Jeżeli Cohn-Bendit pojawia się
gdzieś publicznie, to jest wysoce prawdopodobne, że sama zapowiedź wystąpienia
tego kontrowersyjnego unijnego aparatczyka wywoła m.in. negatywną reakcję.
Ponieważ praktycznie w każdym społeczeństwie większość pozostaje bierna,
inicjatywę przejmują środowiska skrajne.
Trafiam oto, dzięki znajomym z
FB, na artykulik na portalu TOKFM (http://www.tokfm.pl/blogi/zielonymokiem/2013/04/zatrzymac_narodowcow_/1),
który zaczyna się od następującego akapitu:
„Narodowcy wypędzili
Daniela Cohn-Bendita, ikonę Maja 68, z Uniwersytetu Wrocławskiego - polityk
francuskich i niemieckich Zielonych zrezygnował z udziału w debacie nie podając
przyczyn. Neofaszystowski terror rozprzestrzenia się po Polsce, a reakcja sił
progresywnych nie jest wystarczająco zdecydowana.”

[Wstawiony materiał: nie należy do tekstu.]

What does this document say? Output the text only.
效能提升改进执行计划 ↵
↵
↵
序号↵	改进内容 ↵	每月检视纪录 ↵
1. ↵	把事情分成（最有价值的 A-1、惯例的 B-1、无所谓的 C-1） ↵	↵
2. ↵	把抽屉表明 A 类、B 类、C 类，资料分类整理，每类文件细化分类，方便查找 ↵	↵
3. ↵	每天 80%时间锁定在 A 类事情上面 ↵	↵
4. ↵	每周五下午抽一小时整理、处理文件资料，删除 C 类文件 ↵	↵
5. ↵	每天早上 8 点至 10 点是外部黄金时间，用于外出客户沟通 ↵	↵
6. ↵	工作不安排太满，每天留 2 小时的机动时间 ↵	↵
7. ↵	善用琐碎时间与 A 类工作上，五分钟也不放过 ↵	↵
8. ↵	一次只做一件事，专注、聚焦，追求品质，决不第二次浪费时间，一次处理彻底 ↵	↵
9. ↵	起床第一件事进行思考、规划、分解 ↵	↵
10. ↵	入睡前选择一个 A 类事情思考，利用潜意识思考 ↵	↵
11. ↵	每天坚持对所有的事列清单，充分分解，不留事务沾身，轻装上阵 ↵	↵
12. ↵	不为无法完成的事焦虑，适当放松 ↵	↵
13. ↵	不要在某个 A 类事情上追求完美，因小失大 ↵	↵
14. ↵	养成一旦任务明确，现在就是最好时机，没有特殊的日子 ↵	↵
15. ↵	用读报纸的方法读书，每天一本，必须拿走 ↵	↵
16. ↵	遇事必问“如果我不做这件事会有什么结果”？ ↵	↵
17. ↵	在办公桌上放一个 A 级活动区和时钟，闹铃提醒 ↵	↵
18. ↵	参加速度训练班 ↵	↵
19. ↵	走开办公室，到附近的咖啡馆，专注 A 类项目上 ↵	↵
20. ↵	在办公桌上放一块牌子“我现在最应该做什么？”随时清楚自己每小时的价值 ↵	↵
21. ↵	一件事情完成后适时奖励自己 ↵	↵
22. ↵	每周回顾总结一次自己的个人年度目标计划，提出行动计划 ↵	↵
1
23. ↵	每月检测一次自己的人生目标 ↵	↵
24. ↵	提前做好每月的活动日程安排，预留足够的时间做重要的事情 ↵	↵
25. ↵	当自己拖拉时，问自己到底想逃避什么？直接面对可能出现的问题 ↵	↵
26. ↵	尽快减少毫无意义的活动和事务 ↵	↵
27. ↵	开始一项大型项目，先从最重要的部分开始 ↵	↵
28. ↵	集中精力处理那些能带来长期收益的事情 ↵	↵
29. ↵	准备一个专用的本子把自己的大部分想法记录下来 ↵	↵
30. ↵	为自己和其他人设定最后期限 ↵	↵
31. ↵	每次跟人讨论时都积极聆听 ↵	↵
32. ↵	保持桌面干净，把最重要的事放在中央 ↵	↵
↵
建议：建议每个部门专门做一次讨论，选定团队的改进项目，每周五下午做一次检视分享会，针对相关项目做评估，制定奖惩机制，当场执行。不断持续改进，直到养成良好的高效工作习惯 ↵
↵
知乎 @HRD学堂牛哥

Tekst kończy z kolei takie stwierdzenie:
„I choć w/w środowiska używają
jako argumentu filmu z wynurzeniami DCB z lat 70, w których opisuje on swoją
pracę w przedszkolu, posądzając go o skłonności pedofilskie, to nie Cohn-Bendit
jest celem. Chodzi o zawłaszczenie przestrzeni publicznej, zastraszenie
przeciwników, przesunięcie debaty publicznej na prawo.”

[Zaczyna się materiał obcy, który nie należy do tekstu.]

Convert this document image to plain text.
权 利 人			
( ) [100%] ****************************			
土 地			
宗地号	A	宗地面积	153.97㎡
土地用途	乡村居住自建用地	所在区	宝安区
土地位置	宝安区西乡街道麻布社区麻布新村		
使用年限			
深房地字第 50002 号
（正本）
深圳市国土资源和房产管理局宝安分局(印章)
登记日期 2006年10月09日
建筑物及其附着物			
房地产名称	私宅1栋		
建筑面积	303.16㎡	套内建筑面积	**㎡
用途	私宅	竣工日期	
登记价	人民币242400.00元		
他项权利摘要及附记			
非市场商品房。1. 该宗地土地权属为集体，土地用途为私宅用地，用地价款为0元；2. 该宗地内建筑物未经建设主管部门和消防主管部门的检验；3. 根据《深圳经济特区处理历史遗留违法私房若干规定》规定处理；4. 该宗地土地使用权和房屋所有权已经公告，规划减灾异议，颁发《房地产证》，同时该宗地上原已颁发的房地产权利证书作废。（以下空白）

Żeby było wszystko jasne, mam
ogromne obawy przed wszelkimi ruchami, które zawłaszczają sobie monopol na
patriotyzm, polskość itd. Jeszcze większy strach mam przed tymi, którzy nie
kryją się ze swoją gotowością krzywdzenia ludzi ze względu na ich odmienność
etniczną, religijną, seksualną i polityczną. Nie ulega żadnych wątpliwości, że
zarówno ci, którzy sami przyznają się do brunatnych sympatii, jak i tych,
którzy swoje bandycko-sadystyczne skłonności ukrywają pod ideologią narodową,
to zło, którego nie powinno być na polskiej ziemi (na żadnej innej zresztą
też).
Autor artykułu ubolewa, że podczas
gdy w naszym kraju coraz bardziej aktywna staje się skrajna populistyczna
prawica, siły lewicowe zdają się popaść w apatię. Tutaj niestety trudno
powstrzymać się od cynicznego komentarza – prawdopodobnie idee lewicowe (czy
może bardziej „lewackie” w tym sensie, w jakim jak używam tego terminu) nie są
na tyle atrakcyjne, żeby ktoś chciał za nie narażać zdrowie. Jeżeli natomiast
nie idee, to może sam Daniel Cohn-Bendit jest postacią zbyt mało charyzmatyczną,
żeby w charakterze jego ochroniarzy wystąpili młodzieńcy z komunistycznym
zbrodniarzem Che Guevarą na koszulkach.
A już zupełnie poważnie – analiza
socjologiczna wydarzeń lat 20. i 30. XX wieku, tudzież historia świata po II
wojnie światowej, w tym dramat grecki, który dosłownie rozwija się na naszych
oczach, powinien nas już dawno nauczyć, jakie mechanizmy prowadzą do większej
aktywizacji środowisk skrajnie nacjonalistycznych i populistycznych. Brunatna
zaraza nie wzięła się z niczego. Również nie z powietrza wzięli się greccy
nacjonaliści, którzy coraz częściej dają o sobie znać w kraju, gdzie demokraci
po prostu wszystko spieprzyli i czego nie da się nijak ukryć, ani za co nie da
się zwalić winy na kogokolwiek innego.
Ogoleni lub zakapturzeni (albo
jedno i drugie) młodzieńcy, dający upust swojej frustracji w postaci agresji stają
się coraz poważniejszym problemem i będą się musieli znaleźć politycy, którzy
postawią im zdecydowaną tamę. Nie potrafię jednak ukryć satysfakcji z
odwołania wystąpienia Daniela Cohn-Bendita na Uniwersytecie Wrocławskim, choć wolałbym, żeby zniechęciła go
zdecydowana postawa wszystkich środowisk, które myślą zdroworozsądkowo i które
sprzeciwiają się lansowaniu postaci, która z wyjątkową nonszalancją przyznała
się do praktyk pedofilskich.
W szerszym kontekście nastąpiło
po prostu rozczarowanie Unią Europejską, która obecnie oprócz dążenia do
centralizacji władzy w rękach ludzi przez nikogo nie wybieranych w ramach
jakiegoś superpaństwa, zmaga się z poważnymi problemami ekonomicznymi
stawiającymi jakąkolwiek ponadnarodową integrację pod znakiem zapytania.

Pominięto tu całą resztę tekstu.